Quasi-experimental design using PUMS data

I want to do a QED analysis on ACS data for causal inference -- specifically between broadband and income. Before proceeding with that I want to understand the nuances of using such method on the ACS data. I could not find any existing work that has done QED matching with the PUMS data. Does anyone know of any work using it or criticizing such methods?

Thanks,

Tarun

Parents
  • Hi Tarun,

    I am not an expert -- but I have looked into this before. It is not going to be an easy task to draw casual inference using cross-sectional data like the ACS PUMS. However, it is not impossible -- I think you just have to come up with a really good identification strategy. I think David Dorer posted some really great questions. What is your treatment? What is your outcome? I would also like to add: what is your unit of analysis? Is it  county level, household, or individual? It would be harder to use propensity score matching at the household/individual level because you don't know the outcome for the next period -- since cross-sectional samples are not the same across years. You also have to think about what to do with the survey weights -- are you going to match/analyze them with or without the weights? If your unit of analysis is at the county level or state level, then you have to control for migration and other policies at the state and county level. You have to control for all of these factors to draw casual inference. I hope this helps! Sorry for any typos.

    - T

Reply
  • Hi Tarun,

    I am not an expert -- but I have looked into this before. It is not going to be an easy task to draw casual inference using cross-sectional data like the ACS PUMS. However, it is not impossible -- I think you just have to come up with a really good identification strategy. I think David Dorer posted some really great questions. What is your treatment? What is your outcome? I would also like to add: what is your unit of analysis? Is it  county level, household, or individual? It would be harder to use propensity score matching at the household/individual level because you don't know the outcome for the next period -- since cross-sectional samples are not the same across years. You also have to think about what to do with the survey weights -- are you going to match/analyze them with or without the weights? If your unit of analysis is at the county level or state level, then you have to control for migration and other policies at the state and county level. You have to control for all of these factors to draw casual inference. I hope this helps! Sorry for any typos.

    - T

Children
  • Thanks T. I am planning to use the PUMS individual data. The treatment is income and outcome is broadband. I did not understand your concern about cross-sectional samples. Can you please elaborate? 

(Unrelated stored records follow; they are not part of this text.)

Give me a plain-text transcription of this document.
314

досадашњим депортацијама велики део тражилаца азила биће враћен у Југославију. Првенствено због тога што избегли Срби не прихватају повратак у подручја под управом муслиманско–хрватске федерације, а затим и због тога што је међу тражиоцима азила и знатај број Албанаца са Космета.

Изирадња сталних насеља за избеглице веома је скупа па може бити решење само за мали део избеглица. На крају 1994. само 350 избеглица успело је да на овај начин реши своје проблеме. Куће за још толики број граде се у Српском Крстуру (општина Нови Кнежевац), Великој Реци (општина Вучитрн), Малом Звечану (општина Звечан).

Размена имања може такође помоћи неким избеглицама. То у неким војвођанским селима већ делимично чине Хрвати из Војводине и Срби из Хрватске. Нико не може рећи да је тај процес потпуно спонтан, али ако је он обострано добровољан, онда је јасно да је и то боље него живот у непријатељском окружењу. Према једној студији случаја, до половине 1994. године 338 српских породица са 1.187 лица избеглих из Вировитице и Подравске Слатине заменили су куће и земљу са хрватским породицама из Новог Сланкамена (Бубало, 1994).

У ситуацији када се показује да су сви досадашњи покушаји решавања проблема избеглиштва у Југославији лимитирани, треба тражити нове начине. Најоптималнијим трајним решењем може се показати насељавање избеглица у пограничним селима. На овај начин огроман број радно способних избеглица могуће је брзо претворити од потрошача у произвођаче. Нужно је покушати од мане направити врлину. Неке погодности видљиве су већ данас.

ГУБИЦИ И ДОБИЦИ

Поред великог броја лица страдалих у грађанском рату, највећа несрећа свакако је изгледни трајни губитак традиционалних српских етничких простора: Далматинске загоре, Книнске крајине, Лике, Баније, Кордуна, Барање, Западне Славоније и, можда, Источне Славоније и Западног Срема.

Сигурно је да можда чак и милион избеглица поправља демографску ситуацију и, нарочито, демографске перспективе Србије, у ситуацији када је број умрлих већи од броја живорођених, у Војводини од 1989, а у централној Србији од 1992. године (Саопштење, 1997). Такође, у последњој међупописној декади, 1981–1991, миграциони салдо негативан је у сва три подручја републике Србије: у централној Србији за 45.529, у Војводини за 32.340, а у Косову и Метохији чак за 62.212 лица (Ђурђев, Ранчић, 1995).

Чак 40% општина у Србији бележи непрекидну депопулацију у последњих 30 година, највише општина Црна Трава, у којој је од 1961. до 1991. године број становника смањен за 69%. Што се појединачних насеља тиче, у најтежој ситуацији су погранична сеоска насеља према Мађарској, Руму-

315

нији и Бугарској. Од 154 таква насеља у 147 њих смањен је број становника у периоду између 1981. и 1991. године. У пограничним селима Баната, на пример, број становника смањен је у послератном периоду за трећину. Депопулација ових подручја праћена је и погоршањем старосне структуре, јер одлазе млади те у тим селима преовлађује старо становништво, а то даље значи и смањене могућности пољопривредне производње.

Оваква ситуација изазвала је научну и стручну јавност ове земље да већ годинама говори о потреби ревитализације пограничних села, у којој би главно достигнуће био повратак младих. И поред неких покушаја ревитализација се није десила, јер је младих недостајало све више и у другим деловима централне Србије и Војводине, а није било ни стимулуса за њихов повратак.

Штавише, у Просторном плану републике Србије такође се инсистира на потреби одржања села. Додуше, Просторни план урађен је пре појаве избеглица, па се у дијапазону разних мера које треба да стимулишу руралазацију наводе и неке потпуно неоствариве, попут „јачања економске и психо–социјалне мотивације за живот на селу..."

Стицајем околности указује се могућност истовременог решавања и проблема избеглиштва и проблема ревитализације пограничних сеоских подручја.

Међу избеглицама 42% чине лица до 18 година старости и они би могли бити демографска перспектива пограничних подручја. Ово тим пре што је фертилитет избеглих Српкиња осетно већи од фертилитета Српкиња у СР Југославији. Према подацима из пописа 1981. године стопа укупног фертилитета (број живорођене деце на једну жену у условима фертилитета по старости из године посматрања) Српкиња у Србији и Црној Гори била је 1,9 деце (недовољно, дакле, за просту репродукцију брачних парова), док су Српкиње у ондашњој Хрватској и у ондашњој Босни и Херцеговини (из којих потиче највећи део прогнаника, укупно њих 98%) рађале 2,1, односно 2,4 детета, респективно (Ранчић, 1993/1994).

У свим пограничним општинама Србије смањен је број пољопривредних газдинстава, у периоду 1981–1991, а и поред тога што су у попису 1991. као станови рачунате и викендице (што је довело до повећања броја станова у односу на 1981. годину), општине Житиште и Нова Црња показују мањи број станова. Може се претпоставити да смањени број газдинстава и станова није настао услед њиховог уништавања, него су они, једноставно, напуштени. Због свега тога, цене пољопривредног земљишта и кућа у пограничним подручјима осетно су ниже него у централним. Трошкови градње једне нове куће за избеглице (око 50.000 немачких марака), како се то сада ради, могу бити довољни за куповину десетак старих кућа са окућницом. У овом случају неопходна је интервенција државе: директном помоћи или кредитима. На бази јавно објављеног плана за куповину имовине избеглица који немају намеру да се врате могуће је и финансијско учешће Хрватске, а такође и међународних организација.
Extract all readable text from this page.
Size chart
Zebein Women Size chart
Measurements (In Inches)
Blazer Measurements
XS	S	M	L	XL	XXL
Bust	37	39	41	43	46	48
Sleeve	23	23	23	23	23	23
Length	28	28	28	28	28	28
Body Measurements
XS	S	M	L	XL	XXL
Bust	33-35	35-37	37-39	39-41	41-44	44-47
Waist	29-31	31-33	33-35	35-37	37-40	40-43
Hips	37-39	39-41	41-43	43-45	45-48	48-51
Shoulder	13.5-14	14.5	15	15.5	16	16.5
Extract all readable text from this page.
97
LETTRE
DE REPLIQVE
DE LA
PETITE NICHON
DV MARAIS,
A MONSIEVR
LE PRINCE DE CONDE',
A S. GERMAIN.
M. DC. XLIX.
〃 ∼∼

    Re Survey weights: since I am using the individual data do I still need to consider survey weights? I was thinking of not using them. Thanks again! 

  • Hi Tarun,

    If you're just looking at a single ACS year (the One-Year ACS PUMS) to draw causal inferences, then it is not easy. It is hard to establish the direction of causality in single year (like you mentioned -- the direction of causality is not establish really well here) -- think of it as a snapshot in time. You see people with high income with broadband in a single ACS year (as an example), that is not a strong enough case to say that high income impacts broadband. However, let's say you have person A and person B with the same level of income in period t1, both with no broadband. But in the next period (t2), you see an increase in income for person A and now he/she has broadband -- then that's a good case for causality. Otherwise, it is hard to establish the direction of causality here if you only use a single year of data. Hence, that was my initial concern in the last post, cross-sectional data means you don't have the same people across sample years to do this type of analysis. That is my understanding -- and again I am no expert in this field -- I just came across the same problem. I think it is okay to not use the survey weights. However, make sure you have enough samples for the exact matching if you're doing it within a small geographical location. Hope this helps! 

    -T

  • Doing multiple time points to track the "over time" relationship between broadband access and income is a much harder problem. I would set that aside for now.  Do a "cross-sectional" analysis for a single time point, for example the 2016-2020 ACS vintage. I would start with logistic regression.  A multivariate regression takes into account any correlation between the "input" "predictor" or "x-variables".   If you want to do your PUMS analysis correctly you need a logistic regression package that handles weights, even replicate weights . You will be able to compute errors in your estimates correctly. You will get "error bars."

    R is an open source free statistical analysis system.  There is a "GUI" point-and-click version called R Studio. The free version should have everything that you need. The add-on package that you need is the "survey" package.  With enough "googling" you should be able to find code (including replicate weights) to solve your problem.  You can probably find an ACS example. When using R it is helpful to have some programming experience.  Any computer language will do.   R-Studio is all point and click and it will write the necessary R code for you. There are other packages that are able to do weights and replicate weights, SAS, Stata, SPSS ?.   If you have access to them then great !  If you don't, you need to get out your wallet.

    https://www.rstudio.com/products/rstudio/download/

    The regular windows GUI version of R has some pull down menus but I've heard good things about R-Studio.

    Regular R for WIndows https://cran.r-project.org/bin/windows/base/   I don't think that the survey package is part of the baseline package.  use install.packages("survey") to install the package.

    Best of luck !

  • As an FYI -- if you read my profile -- I use regular R on my Ubuntu Linux machine -- it's the best !